“We were terrified,” the 65-year-old Hubalde recalled. “We thought China might attack when they learned there were military exercises in Batanes.” Hubalde’s helper, who was in the fields when the troops arrived, panicked and hid in the woods until nightfall. “She thought the war had already started,” said Hubalde, who owns a variety store in the provincial capital, Basco.
Since then, Batanes’ 20,000 residents have become accustomed to high-tempo war games in these islands of tightly packed towns and villages wedged between rugged slopes and stony beaches. Among them: a series of joint exercises from April to June this year in which U.S. forces twice airlifted anti-ship missile launchers here.

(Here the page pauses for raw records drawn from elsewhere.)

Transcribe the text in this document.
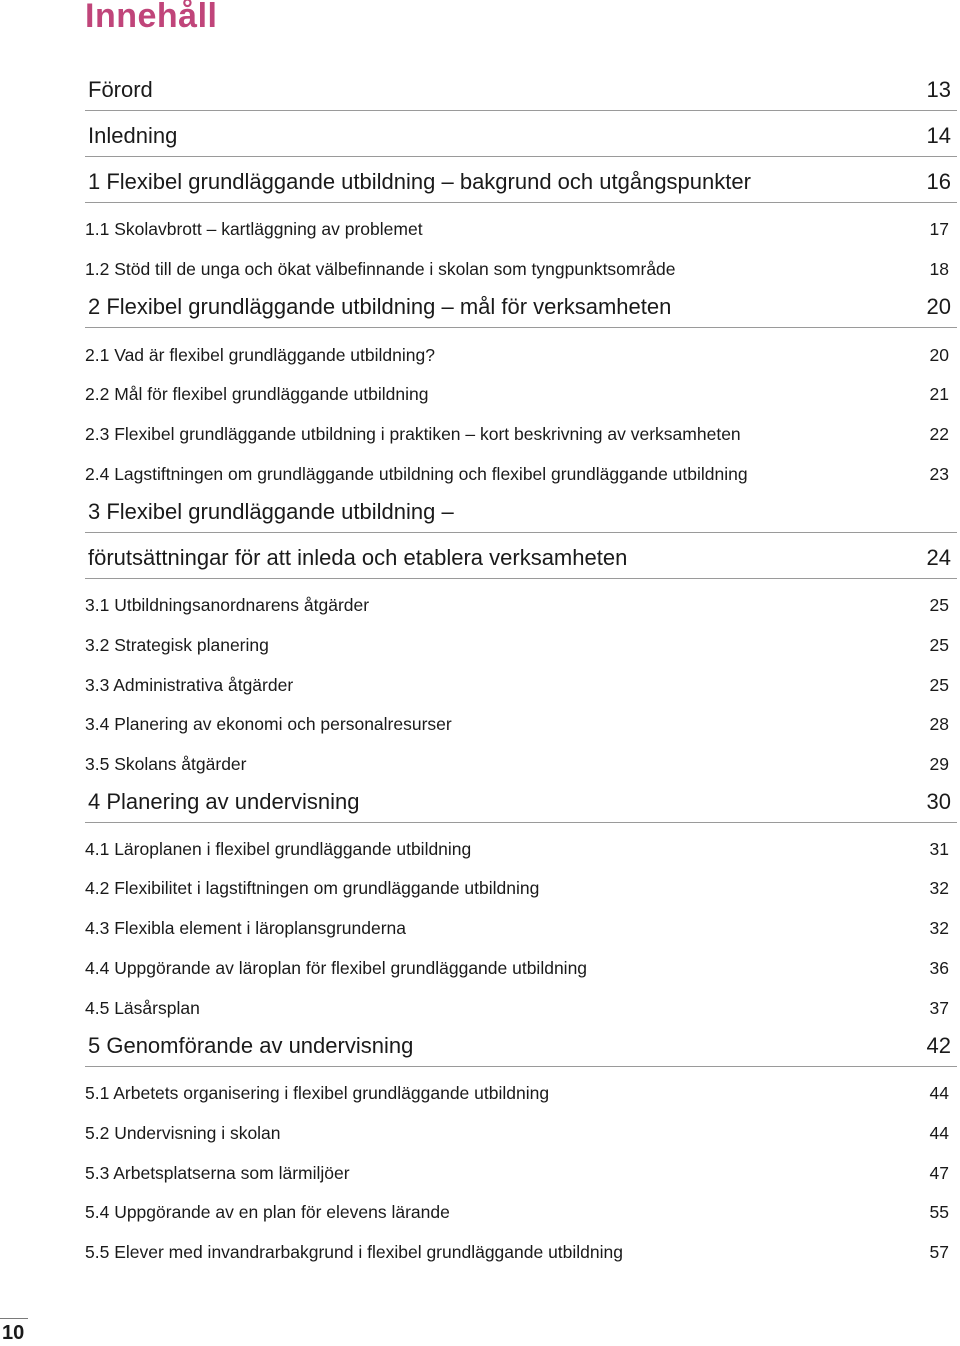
Innehåll
Förord	13
Inledning	14
1 Flexibel grundläggande utbildning – bakgrund och utgångspunkter	16
1.1 Skolavbrott – kartläggning av problemet	17
1.2 Stöd till de unga och ökat välbefinnande i skolan som tyngpunktsområde	18
2 Flexibel grundläggande utbildning – mål för verksamheten	20
2.1 Vad är flexibel grundläggande utbildning?	20
2.2 Mål för flexibel grundläggande utbildning	21
2.3 Flexibel grundläggande utbildning i praktiken – kort beskrivning av verksamheten	22
2.4 Lagstiftningen om grundläggande utbildning och flexibel grundläggande utbildning	23
3 Flexibel grundläggande utbildning –
förutsättningar för att inleda och etablera verksamheten	24
3.1 Utbildningsanordnarens åtgärder	25
3.2 Strategisk planering	25
3.3 Administrativa åtgärder	25
3.4 Planering av ekonomi och personalresurser	28
3.5 Skolans åtgärder	29
4 Planering av undervisning	30
4.1 Läroplanen i flexibel grundläggande utbildning	31
4.2 Flexibilitet i lagstiftningen om grundläggande utbildning	32
4.3 Flexibla element i läroplansgrunderna	32
4.4 Uppgörande av läroplan för flexibel grundläggande utbildning	36
4.5 Läsårsplan	37
5 Genomförande av undervisning	42
5.1 Arbetets organisering i flexibel grundläggande utbildning	44
5.2 Undervisning i skolan	44
5.3 Arbetsplatserna som lärmiljöer	47
5.4 Uppgörande av en plan för elevens lärande	55
5.5 Elever med invandrarbakgrund i flexibel grundläggande utbildning	57
10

Until recently, locals say, this smallest and least populous province of
the Philippines was a peaceful backwater. But geography dictates that
it is now on the frontline of the great power competition between the
United States and China for dominance in the Asia-Pacific region. The
islands sit on the southern edge of the Bashi Channel, a major shipping
lane between the Philippines and Taiwan that connects the South China
Sea with the Western Pacific.
This
year’s exercises revealed how the U.S. and its Philippine ally intend
to use ground-based anti-ship missiles as part of efforts to deny the
Chinese navy access to the Western Pacific by making this waterway
impassable in a conflict, Reuters reporting shows. These missiles could
also be used to attack a Chinese fleet attempting to invade Taiwan or
mount a blockade against the democratically governed island.
The
ability to conduct operations deep into the Pacific would be vital for
the Chinese navy if it wanted to counter U.S. and Japanese attempts to
intervene in a Taiwan crisis. Chinese naval and air forces would also
need to operate in the Western Pacific to stymie any counter-measures by
the U.S. and its allies if Beijing imposed a blockade on Taiwan.
“We
should have the ability to deny the Chinese control of the Bashi
Channel,” retired Rear Admiral Rommel Ong, a former vice-commander of
the Philippine Navy, told Reuters in an interview. “In a conflict
scenario, that decisive point will determine who wins or who loses.”
Retired
General Emmanuel Bautista, a former chief of staff of the Armed Forces
of the Philippines, put it even more plainly: “The invasion of Taiwan is
almost impossible if you don’t control the northern Philippines.”
China
views Taiwan as its own territory, and President Xi Jinping has said
that Beijing refuses to renounce the right to use force to gain control
of the island. Taiwan's government rejects China's sovereignty claims,
saying only the island's people can decide their future.
“The
Taiwan issue is China's internal affair,” the foreign ministry in
Beijing said in response to questions. “How to resolve it is solely
China's own business and does not warrant interference from others.” The
ministry also said it advised the Philippines “against using any
pretext to draw in external forces” and not to provoke confrontation and
create "tensions in the South China Sea.”
The Pentagon did not respond to questions. Taiwan’s defense ministry declined to comment for this story.